O apelo das ONGs entre os jovens está em sua agilidade e eficiência típicas da iniciativa privada, mas com compromisso público. É ser governo sem estar no governo. É estar na iniciativa privada sem ser necessariamente uma empresa. Não há intermediários: é possível ver resultado na ação quando caem os índices de mortalidade infantil, restaura-se um monumento ou preserva-se uma área verde. Por isso, muito do idealismo da política tradicional, tão desgastada, rumou para as ONGs.

A relevância do terceiro setor reside, em boa parte, em sua capacidade de trabalhar com o poder público, transferindo-lhe seu conhecimento. Só assim as experiências, localizadas, ganham vôo. Uma das mais importantes tarefas das ONGs -talvez a mais- é ser um laboratório de tecnologia social, cujas descobertas se tornem políticas públicas. É assim, por exemplo, que a experimentação de Zilda Arns, em pequenas comunidades, espalhou-se por todo o país e ajudou a reduzir a mortalidade infantil. Ou que Viviane Senna pôde aplicar, nacionalmente, métodos para promover alunos repetentes, com baixo custo. O padre Jayme Crowne fez da região mais violenta do planeta, o Jardim Ângela, em São Paulo, um manual de segurança pública. Projetos-piloto ajudaram a ensinar os governos a reduzir a gravidez precoce e o consumo de drogas, tirar jovens e crianças do crime, diminuir a incidência de mortalidade infantil, melhorar o ensino.
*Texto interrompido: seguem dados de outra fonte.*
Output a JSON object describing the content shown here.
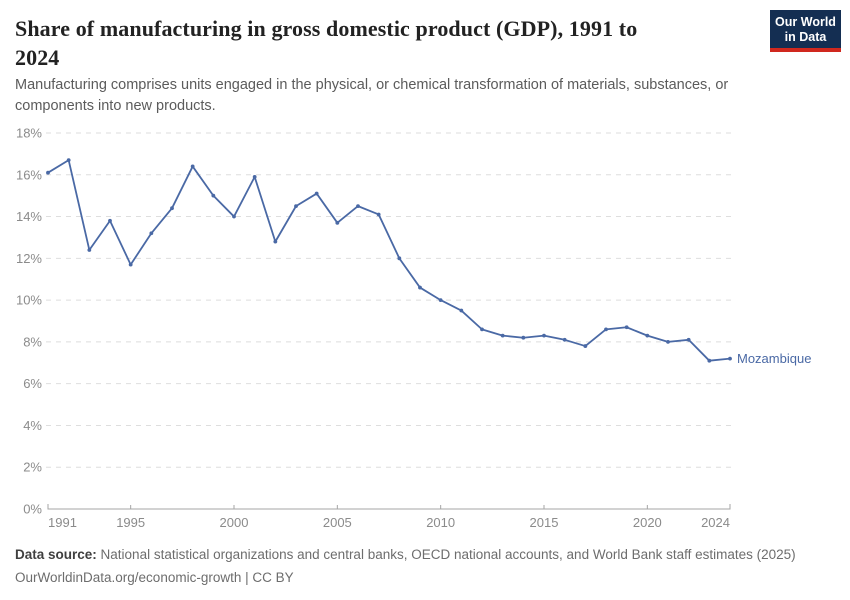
{
  "header": {
    "title_lines": [
      "Share of manufacturing in gross domestic product (GDP), 1991 to",
      "2024"
    ],
    "subtitle_lines": [
      "Manufacturing comprises units engaged in the physical, or chemical transformation of materials, substances, or",
      "components into new products."
    ]
  },
  "logo": {
    "line1": "Our World",
    "line2": "in Data",
    "bg_color": "#142e52",
    "bar_color": "#d0281e"
  },
  "chart_data": {
    "type": "line",
    "title": "Share of manufacturing in gross domestic product (GDP), 1991 to 2024",
    "x": [
      1991,
      1992,
      1993,
      1994,
      1995,
      1996,
      1997,
      1998,
      1999,
      2000,
      2001,
      2002,
      2003,
      2004,
      2005,
      2006,
      2007,
      2008,
      2009,
      2010,
      2011,
      2012,
      2013,
      2014,
      2015,
      2016,
      2017,
      2018,
      2019,
      2020,
      2021,
      2022,
      2023,
      2024
    ],
    "series": [
      {
        "name": "Mozambique",
        "color": "#4a69a5",
        "values": [
          16.1,
          16.7,
          12.4,
          13.8,
          11.7,
          13.2,
          14.4,
          16.4,
          15.0,
          14.0,
          15.9,
          12.8,
          14.5,
          15.1,
          13.7,
          14.5,
          14.1,
          12.0,
          10.6,
          10.0,
          9.5,
          8.6,
          8.3,
          8.2,
          8.3,
          8.1,
          7.8,
          8.6,
          8.7,
          8.3,
          8.0,
          8.1,
          7.1,
          7.2
        ]
      }
    ],
    "xlabel": "",
    "ylabel": "",
    "ylim": [
      0,
      18
    ],
    "yticks": [
      0,
      2,
      4,
      6,
      8,
      10,
      12,
      14,
      16,
      18
    ],
    "y_tick_suffix": "%",
    "xticks": [
      1991,
      1995,
      2000,
      2005,
      2010,
      2015,
      2020,
      2024
    ],
    "grid": "horizontal-dashed",
    "legend": "end-of-line-label"
  },
  "footer": {
    "datasource_label": "Data source:",
    "datasource_text": "National statistical organizations and central banks, OECD national accounts, and World Bank staff estimates (2025)",
    "link": "OurWorldinData.org/economic-growth",
    "separator": "|",
    "license": "CC BY"
  }
}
Se os responsáveis por esses programas não se sentirem confortáveis em dialogar com o governo, temendo escândalos, o país perderá a chance de usufruir essa parceria da comunidade com o setor público. De quebra, dinamita-se essa ponte para a participação dos jovens -ou seja, nossa futura elite dirigente.

P.S. - Continuo acreditando, e muito, que a atividade pública só é eficaz se levar em conta, do planejamento à ação, o envolvimento comunitário. Um dos maiores avanços conceituais é a idéia de que público não é apenas o oficial.


Coluna originalmente publicada na Folha de S.Paulo, editoria Cotidiano.